Though it’s been said, “There are no such things as stupid questions”—hell, I’ve even said it myself—some of the queries I’ve been subjected to as a result of my psoriasis or psoriatic arthritis make me want to change my mind about that nugget of popular wisdom.

The granddaddy of them all, however, is probably the most harmful question those of us with (mostly) invisible illnesses face: You look so healthy/normal; how can you be sick?

Of course, psoriasis isn’t necessarily invisible; the itchy, flakey, red, angry patches are easy to see if they’re on a part of the body that’s easily seen, like your face or hands. Luckily for me, my psoriasis is mostly confined to my scalp (at the moment), though it hasn’t always been that way.

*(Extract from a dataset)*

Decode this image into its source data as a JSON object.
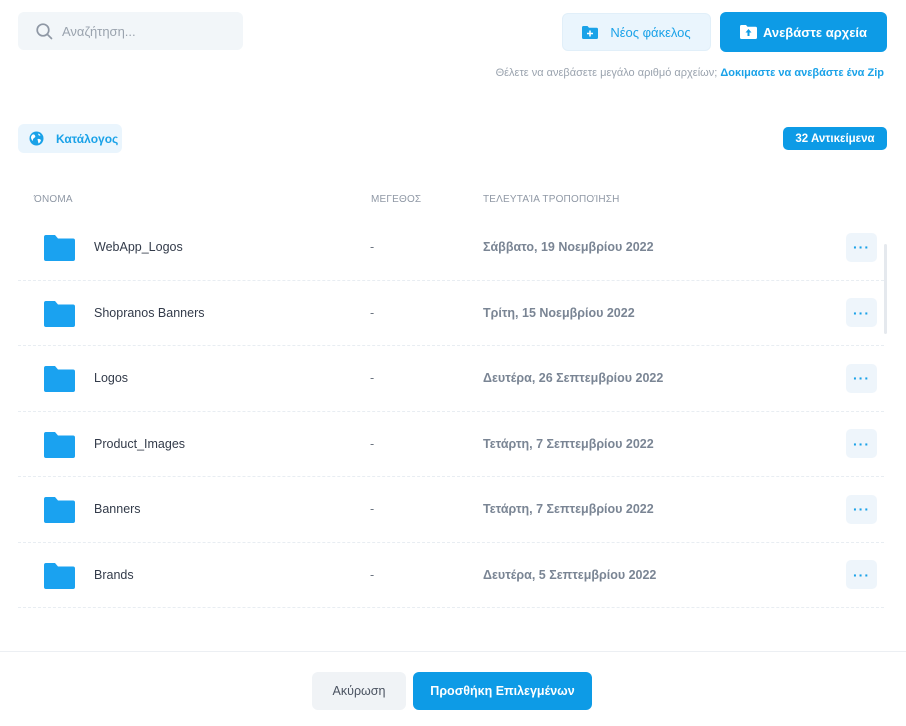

And for some people, arthritis isn’t invisible, like the destructive form of psoriatic arthritis mutilans. But for me, in both cases, it mostly is. So, why is it so hard to believe that people could be struggling so hard just to look normal when they do, in fact, look completely healthy?

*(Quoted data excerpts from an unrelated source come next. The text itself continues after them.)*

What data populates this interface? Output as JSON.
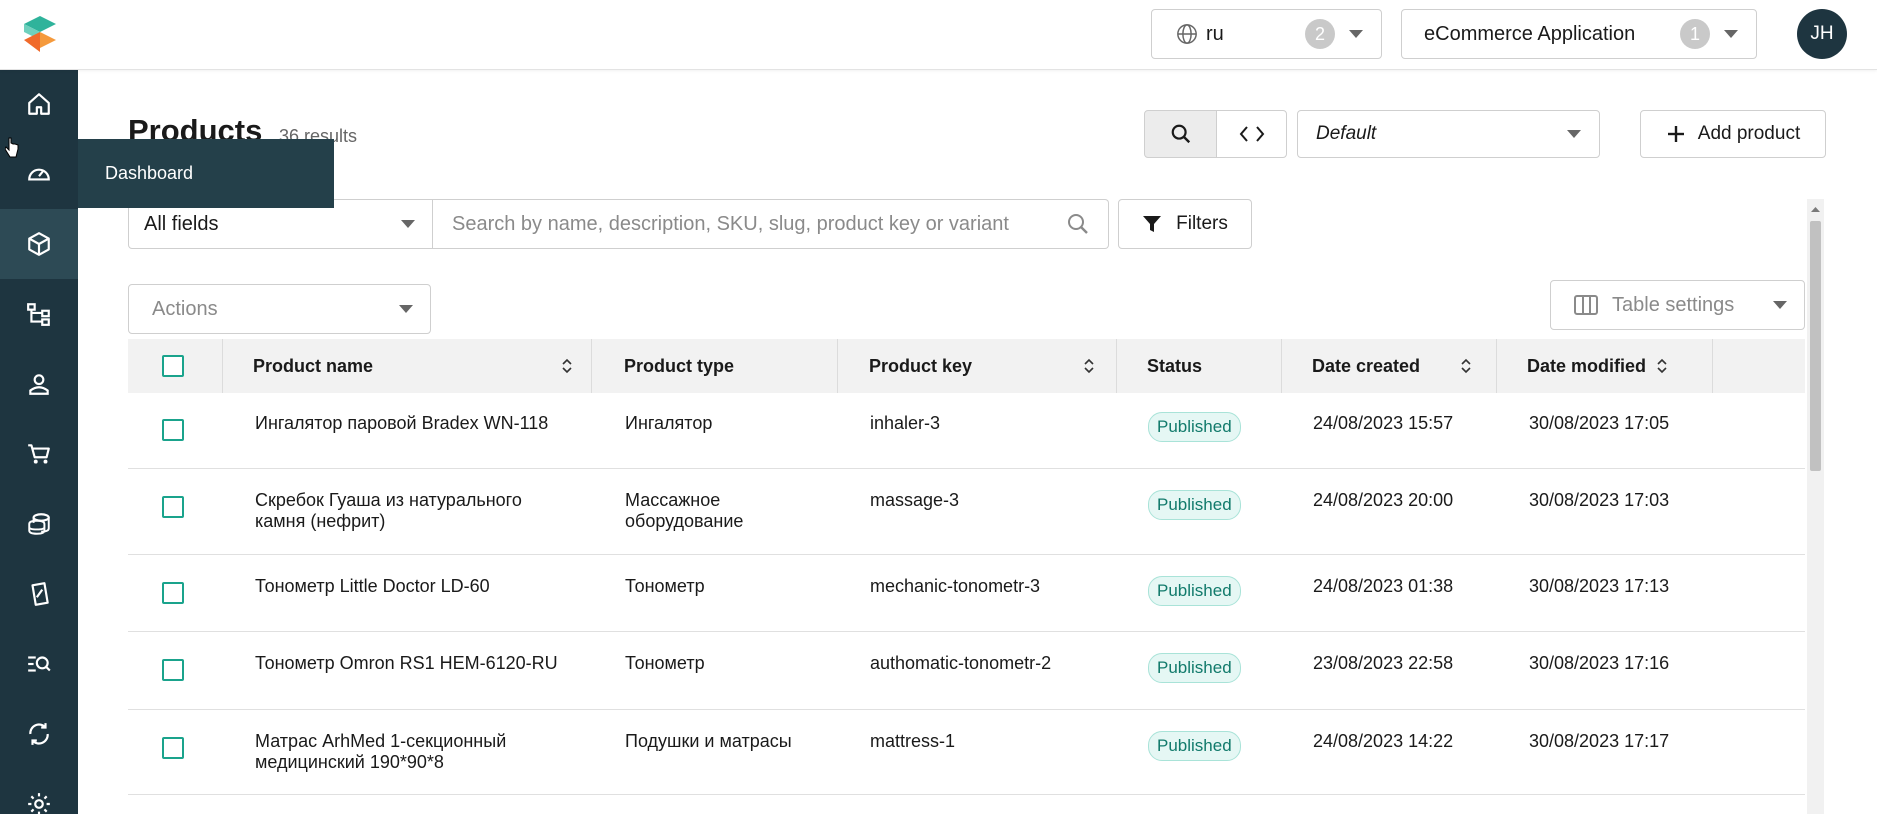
{
  "header": {
    "language": {
      "value": "ru",
      "count": "2"
    },
    "project": {
      "name": "eCommerce Application",
      "count": "1"
    },
    "user_initials": "JH"
  },
  "sidebar": {
    "items": [
      {
        "icon": "home-icon"
      },
      {
        "icon": "dashboard-gauge-icon",
        "tooltip": "Dashboard"
      },
      {
        "icon": "product-box-icon"
      },
      {
        "icon": "categories-tree-icon"
      },
      {
        "icon": "customer-person-icon"
      },
      {
        "icon": "cart-icon"
      },
      {
        "icon": "coins-icon"
      },
      {
        "icon": "discount-icon"
      },
      {
        "icon": "search-list-icon"
      },
      {
        "icon": "sync-icon"
      },
      {
        "icon": "gear-icon"
      }
    ]
  },
  "page": {
    "title": "Products",
    "results": "36 results",
    "view_selector": "Default",
    "add_button": "Add product"
  },
  "search": {
    "field_scope": "All fields",
    "placeholder": "Search by name, description, SKU, slug, product key or variant",
    "filters_label": "Filters"
  },
  "actions": {
    "label": "Actions",
    "table_settings": "Table settings"
  },
  "table": {
    "columns": [
      "Product name",
      "Product type",
      "Product key",
      "Status",
      "Date created",
      "Date modified"
    ],
    "rows": [
      {
        "name": "Ингалятор паровой Bradex WN-118",
        "type": "Ингалятор",
        "key": "inhaler-3",
        "status": "Published",
        "created": "24/08/2023 15:57",
        "modified": "30/08/2023 17:05"
      },
      {
        "name": "Скребок Гуаша из натурального камня (нефрит)",
        "type": "Массажное оборудование",
        "key": "massage-3",
        "status": "Published",
        "created": "24/08/2023 20:00",
        "modified": "30/08/2023 17:03"
      },
      {
        "name": "Тонометр Little Doctor LD-60",
        "type": "Тонометр",
        "key": "mechanic-tonometr-3",
        "status": "Published",
        "created": "24/08/2023 01:38",
        "modified": "30/08/2023 17:13"
      },
      {
        "name": "Тонометр Omron RS1 HEM-6120-RU",
        "type": "Тонометр",
        "key": "authomatic-tonometr-2",
        "status": "Published",
        "created": "23/08/2023 22:58",
        "modified": "30/08/2023 17:16"
      },
      {
        "name": "Матрас ArhMed 1-секционный медицинский 190*90*8",
        "type": "Подушки и матрасы",
        "key": "mattress-1",
        "status": "Published",
        "created": "24/08/2023 14:22",
        "modified": "30/08/2023 17:17"
      }
    ]
  },
  "colors": {
    "sidebar": "#1e3540",
    "accent": "#1aa38c",
    "published_bg": "#e5f7f4"
  }
}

Well, at least in my case, I try really, really, really hard to make myself seem normal. I do my hair. I put on makeup. I wear nice clothes and shoes. I drink caffeine to give me energy. I take lots of pills to keep the pain and stiffness at bay. I sleep an insane number of hours on the weekend and try to take it easy after work. There’s actually quite a bit of effort into looking and acting effortless.

People often also have an expectation that the sicker you are, the worse you should look. There have been days when I have felt exceptionally horrible and no one was the wiser. That’s kind of the point: It’s an invisible illness. It’s not out there for the whole world to see in the same way being in a wheelchair is.

So here’s the rub: Just because we don’t look sick doesn’t mean we’re not. Just because we look like we’ve got everything under control doesn’t mean we do. And just because we’re good one day doesn’t mean we will be the next. That, my friends, is the fun of an autoimmune disease.